Profesional posgraduado en administración

15 de marzo de 2018

INMIGRACIÓN


La inmigración en Chile durante los últimos meses ha sido ampliamente cuestionada en redes sociales y también en varios artículos de la prensa, causada por la llegada masiva de haitianos en chárter de líneas aéreas, las que aprovecharon la oportunidad de negocios en el transporte de pasajeros desde Puerto Príncipe a la Ciudad de Santiago. ¿Cuáles podrían ser las causas de esta inmigración?, ¿quiénes financian los pasajes de estas personas que vienen a buscar mejores oportunidades en nuestro país?

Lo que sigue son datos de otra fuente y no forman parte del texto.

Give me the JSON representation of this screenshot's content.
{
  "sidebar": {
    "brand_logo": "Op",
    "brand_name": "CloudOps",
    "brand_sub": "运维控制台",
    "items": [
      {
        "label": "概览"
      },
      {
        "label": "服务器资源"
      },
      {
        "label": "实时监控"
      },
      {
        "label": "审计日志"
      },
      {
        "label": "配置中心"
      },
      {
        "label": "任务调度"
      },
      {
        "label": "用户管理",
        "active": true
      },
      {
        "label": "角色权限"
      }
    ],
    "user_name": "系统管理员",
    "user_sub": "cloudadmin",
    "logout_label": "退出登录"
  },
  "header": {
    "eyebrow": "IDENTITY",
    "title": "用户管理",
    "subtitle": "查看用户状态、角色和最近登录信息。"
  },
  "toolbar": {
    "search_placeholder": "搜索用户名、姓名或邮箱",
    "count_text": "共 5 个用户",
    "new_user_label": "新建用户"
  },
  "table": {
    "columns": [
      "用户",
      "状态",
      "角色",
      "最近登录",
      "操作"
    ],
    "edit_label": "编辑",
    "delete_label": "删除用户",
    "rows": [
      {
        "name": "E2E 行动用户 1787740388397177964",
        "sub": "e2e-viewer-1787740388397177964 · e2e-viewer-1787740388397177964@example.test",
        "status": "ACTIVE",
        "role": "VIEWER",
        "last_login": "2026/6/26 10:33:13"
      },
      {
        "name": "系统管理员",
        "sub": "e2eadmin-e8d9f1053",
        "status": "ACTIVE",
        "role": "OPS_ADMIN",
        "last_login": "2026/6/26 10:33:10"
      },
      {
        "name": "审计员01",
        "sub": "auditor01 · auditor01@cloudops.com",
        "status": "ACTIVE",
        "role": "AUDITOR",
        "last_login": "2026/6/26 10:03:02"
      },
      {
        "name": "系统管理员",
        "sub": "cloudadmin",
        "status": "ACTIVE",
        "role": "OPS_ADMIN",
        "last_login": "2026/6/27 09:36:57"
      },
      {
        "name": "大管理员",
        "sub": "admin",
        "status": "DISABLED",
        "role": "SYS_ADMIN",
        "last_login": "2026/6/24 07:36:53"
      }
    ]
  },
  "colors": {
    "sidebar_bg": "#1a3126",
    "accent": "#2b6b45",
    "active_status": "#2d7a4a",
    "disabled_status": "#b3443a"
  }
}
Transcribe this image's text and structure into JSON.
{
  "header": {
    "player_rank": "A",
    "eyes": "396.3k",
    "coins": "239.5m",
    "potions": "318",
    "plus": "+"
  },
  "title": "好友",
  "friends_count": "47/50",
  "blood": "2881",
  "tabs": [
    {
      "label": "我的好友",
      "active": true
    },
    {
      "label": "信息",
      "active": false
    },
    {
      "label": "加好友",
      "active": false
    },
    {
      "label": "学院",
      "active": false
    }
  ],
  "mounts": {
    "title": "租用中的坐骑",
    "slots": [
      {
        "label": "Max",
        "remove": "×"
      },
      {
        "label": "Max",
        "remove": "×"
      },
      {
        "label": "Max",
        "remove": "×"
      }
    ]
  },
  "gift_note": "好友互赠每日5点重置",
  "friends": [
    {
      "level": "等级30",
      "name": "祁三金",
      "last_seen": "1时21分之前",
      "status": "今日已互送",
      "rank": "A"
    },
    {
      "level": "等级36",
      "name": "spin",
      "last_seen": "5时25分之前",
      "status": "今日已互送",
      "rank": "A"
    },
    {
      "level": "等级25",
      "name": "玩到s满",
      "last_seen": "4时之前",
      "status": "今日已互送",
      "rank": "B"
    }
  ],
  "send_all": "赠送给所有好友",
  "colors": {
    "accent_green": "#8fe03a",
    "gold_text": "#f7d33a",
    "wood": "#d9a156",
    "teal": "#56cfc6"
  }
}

Es necesario preguntarse si el país posee una política o legislación de migración de acuerdo a su interés nacional y a su entorno internacional actual, principalmente porque la ley de inmigración vigente data de 1975, complementándose últimamente con varios instructivos presidenciales. Antiguamente, la mayoría de los inmigrantes provenían desde Europa; en cambio, en las últimas décadas gran cantidad de éstos proceden desde América especialmente Perú, Colombia, Bolivia, Venezuela y Haití. De acuerdo a los antecedentes del Departamento de Extranjería y Migración (DEM) señala que la mayoría de los profesionales que han ingresado al país son venezolanos, en cambio aquellos con origen del resto de los países es en gran parte mano de obra no calificada.

La Compañía de Jesús ha apoyado a estas personas durante sus primeros días de estadía y, a su vez, se puede apreciar que el Estado no posee las políticas necesarias para que tengan las comodidades mínimas de sobrevivencia, permitiéndoles el ingreso con una visa de turista, teniéndose el pleno conocimiento que la verdadera finalidad es quedarse residiendo en Chile con un contrato de trabajo. Lamentablemente, extranjería sólo le otorga la visa laboral, una vez que haya sido aprobado por el Ministerio del Interior y Seguridad Pública. Este proceso toma varios meses y durante este periodo transitorio las personas quedan desprovistas de salud, residencia e incluso lo mínimo necesario para subsistir.

Este problema es un gran desafío para el Gobierno que se inicia, dado que existe un Proyecto de Ley desde 2013 y otro en 2017 presentados por diputados, no dándoseles la urgencia necesaria para abordar este problema actual social en Chile, que debe ser resuelto antes que surjan las dificultades y odiosidades xenofóbicas de chilenos hacia inmigrantes que vienen al país con expectativas de superar los problemas de sus países de origen.